In Zusammenarbeit mit ihr wurde auch das erste Heft erarbeitet. Das erste
Augenmerk richtete sich auf den 10. Sonntag nach Trinitatis, dessen Kollekte
seit den Zeiten von Adolf Freudenberg, dem Gründer des Arbeitskreises,
für "Dienste in Israel" (ursprünglich "Dienst
an Israel") bestimmt war. Hier wurden, ausgehend von dem vorgesehenen
Predigttext, Liturgie und Predigtmeditation und weitere Texte erarbeitet
bzw. zusammengestellt. Gelegentlich übernahm der Arbeitskreis in
den Jahren danach entsprechende Erarbeitungen von anderen Organisationen
wie "Aktion Sühnezeichen/Friedensdienste" oder "Begegnung
Christen/Juden" in Bayern.
Mit der Gründung des "Projektausschusses Gottesdienst"
Mitte der neunziger Jahre wurden vom Ev. Arbeitskreis Kirche und Israel
jährlich Hefte erstellt, nun allerdings nicht immer zum 10. Sonntag
nach Trinitatis, sondern zu unterschiedlichen Themen.
Eine besondere Herausforderung sind Gottesdienstentwürfe
für den Karfreitag. Ging es bei Entwürfen für den Israelsonntag
vor allem darum, antijüdische Tendenzen der Sonntagsthematik zu verhindern
und den Zusammenhang zum Tischa b'Av, dem jüdischen Gedenktag der
Tempelzerstörung, herzustellen, rührte der Arbeitskreis mit
der Thematik Karfreitag an das Zentrum der christlichen, vor allem evangelischen
Verkündigung. Im Hintergrund stand das Bewusstsein, dass der Karfreitag
über Jahrhunderte für die jüdischen Mitbürgerinnen
und -bürger ein gefährlicher Tag war. Die Verkündigung
der Kreuzigung Jesu verbunden mit dem Vorwurf, die Juden hätten Jesus
ans Kreuz gebracht, führte immer wieder zu gewaltsamen Übergriffen
auf Jüdinnen und Juden.
Im Jahr 1981 wurde ein Heft herausgebracht, das stark
beeinflusst war von der in den siebziger Jahren aufgekommenen Theologie
nach Auschwitz. Im Vorwort heißt es: "Die Kirche hat, wenn
auch zögernd, ihre Schuld an den Juden bekannt. Aber hat die Erfahrung
des Holocaust unsere Verkündigung an Karfreitag verändert?"

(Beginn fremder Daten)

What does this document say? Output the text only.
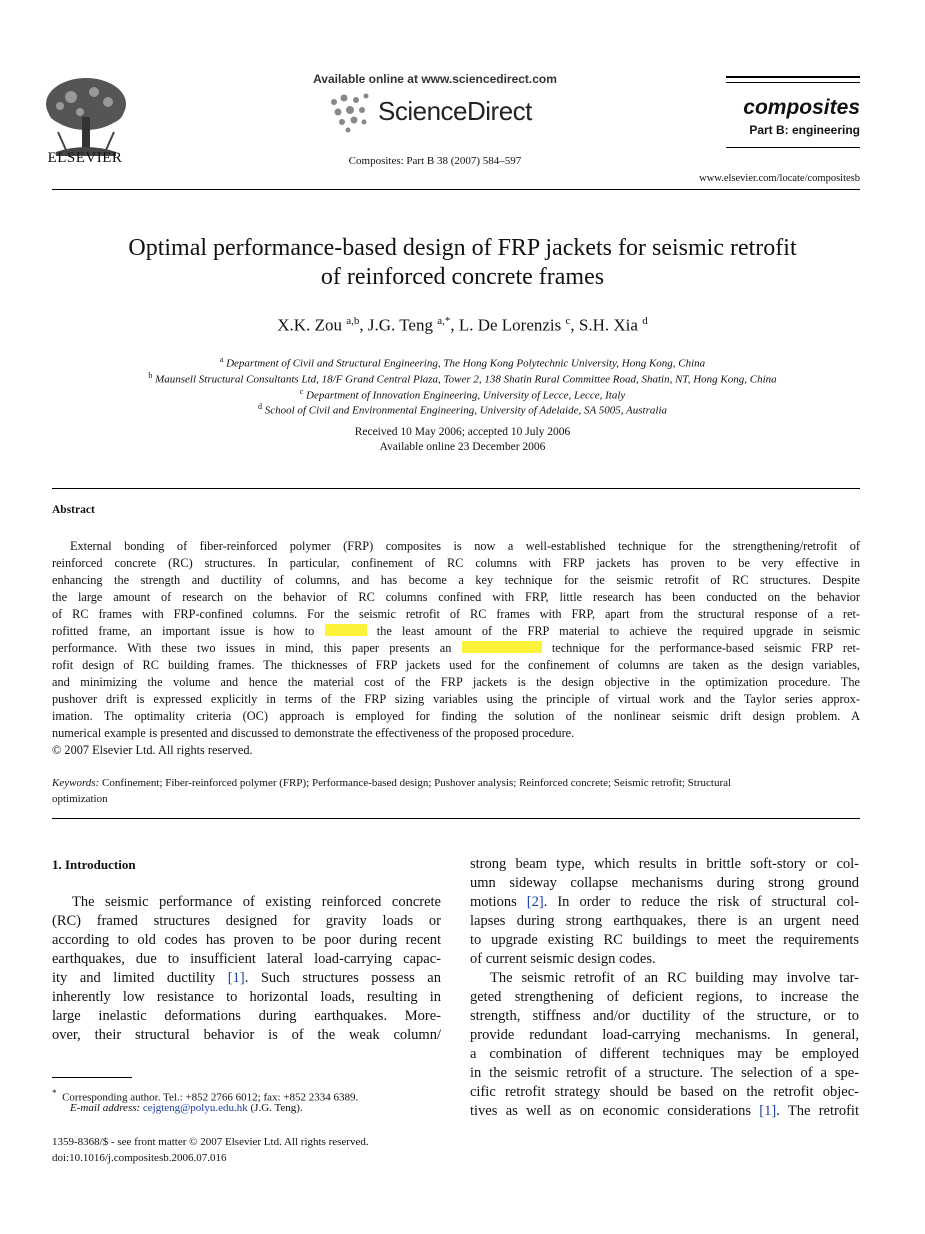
ELSEVIER
Available online at www.sciencedirect.com
ScienceDirect
Composites: Part B 38 (2007) 584–597
composites
Part B: engineering
www.elsevier.com/locate/compositesb
Optimal performance-based design of FRP jackets for seismic retrofit
of reinforced concrete frames
X.K. Zou $^{a,b}$, J.G. Teng $^{a,*}$, L. De Lorenzis $^c$, S.H. Xia $^d$
$^a$ Department of Civil and Structural Engineering, The Hong Kong Polytechnic University, Hong Kong, China
$^b$ Maunsell Structural Consultants Ltd, 18/F Grand Central Plaza, Tower 2, 138 Shatin Rural Committee Road, Shatin, NT, Hong Kong, China
$^c$ Department of Innovation Engineering, University of Lecce, Lecce, Italy
$^d$ School of Civil and Environmental Engineering, University of Adelaide, SA 5005, Australia
Received 10 May 2006; accepted 10 July 2006
Available online 23 December 2006
Abstract
External bonding of fiber-reinforced polymer (FRP) composites is now a well-established technique for the strengthening/retrofit of
reinforced concrete (RC) structures. In particular, confinement of RC columns with FRP jackets has proven to be very effective in
enhancing the strength and ductility of columns, and has become a key technique for the seismic retrofit of RC structures. Despite
the large amount of research on the behavior of RC columns confined with FRP, little research has been conducted on the behavior
of RC frames with FRP-confined columns. For the seismic retrofit of RC frames with FRP, apart from the structural response of a ret-
rofitted frame, an important issue is how to	the least amount of the FRP material to achieve the required upgrade in seismic
performance. With these two issues in mind, this paper presents an	technique for the performance-based seismic FRP ret-
rofit design of RC building frames. The thicknesses of FRP jackets used for the confinement of columns are taken as the design variables,
and minimizing the volume and hence the material cost of the FRP jackets is the design objective in the optimization procedure. The
pushover drift is expressed explicitly in terms of the FRP sizing variables using the principle of virtual work and the Taylor series approx-
imation. The optimality criteria (OC) approach is employed for finding the solution of the nonlinear seismic drift design problem. A
numerical example is presented and discussed to demonstrate the effectiveness of the proposed procedure.
© 2007 Elsevier Ltd. All rights reserved.
Keywords: Confinement; Fiber-reinforced polymer (FRP); Performance-based design; Pushover analysis; Reinforced concrete; Seismic retrofit; Structural
optimization
1. Introduction
The seismic performance of existing reinforced concrete
(RC) framed structures designed for gravity loads or
according to old codes has proven to be poor during recent
earthquakes, due to insufficient lateral load-carrying capac-
ity and limited ductility [1]. Such structures possess an
inherently low resistance to horizontal loads, resulting in
large inelastic deformations during earthquakes. More-
over, their structural behavior is of the weak column/
* Corresponding author. Tel.: +852 2766 6012; fax: +852 2334 6389.
E-mail address: cejgteng@polyu.edu.hk (J.G. Teng).
1359-8368/$ - see front matter © 2007 Elsevier Ltd. All rights reserved.
doi:10.1016/j.compositesb.2006.07.016
strong beam type, which results in brittle soft-story or col-
umn sideway collapse mechanisms during strong ground
motions [2]. In order to reduce the risk of structural col-
lapses during strong earthquakes, there is an urgent need
to upgrade existing RC buildings to meet the requirements
of current seismic design codes.
The seismic retrofit of an RC building may involve tar-
geted strengthening of deficient regions, to increase the
strength, stiffness and/or ductility of the structure, or to
provide redundant load-carrying mechanisms. In general,
a combination of different techniques may be employed
in the seismic retrofit of a structure. The selection of a spe-
cific retrofit strategy should be based on the retrofit objec-
tives as well as on economic considerations [1]. The retrofit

Neben den einschlägigen Bibeltexten fallen vor allem zwei Teile dieses
Heftes auf:
Zum einen wurde ein Gottesdienst entworfen, in dessen
Mittelpunkt das Chagallbild "Die weiße Kreuzigung" stand,
auf der Jesus eindeutig als Jude mit dem Gebetsmantel als Lendenschurz
dargestellt wird. Damals war es noch eine überraschende Erkenntnis,
dass Marc Chagall eine Kreuzigung darstellt und in gewisser Weise Jesus
heimholt in sein Judentum. Inzwischen ist bewusst geworden, dass Chagall
sich häufiger dieses Motivs bedient. Für die Verkündigung
an Karfreitag war - und ist wohl auch heute noch - ein solches Bild aufrüttelnd.
Das herkömmliche Feindschema, die Juden hätten "unseren"
Christus ans Kreuz gebracht, ließ sich nicht mehr aufrecht erhalten.
Nun war es der Jude, der gekreuzigt wurde, und die von Chagall gezeichnete
Umwelt dieses Gekreuzigten zeigt die Verfolgung und Vernichtung der Juden.
Hier stehen plötzlich die Christen auf der Seite der Täter.
Im letzten Teil des Heftes wurden Gedichte und Texte abgedruckt,
alle aus jüdischer Feder, u.a. Hermann Adler, Mascha Kaleko, Nelly
Sachs. Und es wurde eine Beschreibung des Oratoriums von Arnold Schönberg
angefügt: "Ein Überlebender von Warschau".
In dieser Dichte blieb dieses Heft unwiederholt.
Allerdings wurde 2003 die Thematik in einem Heft "Kreuze"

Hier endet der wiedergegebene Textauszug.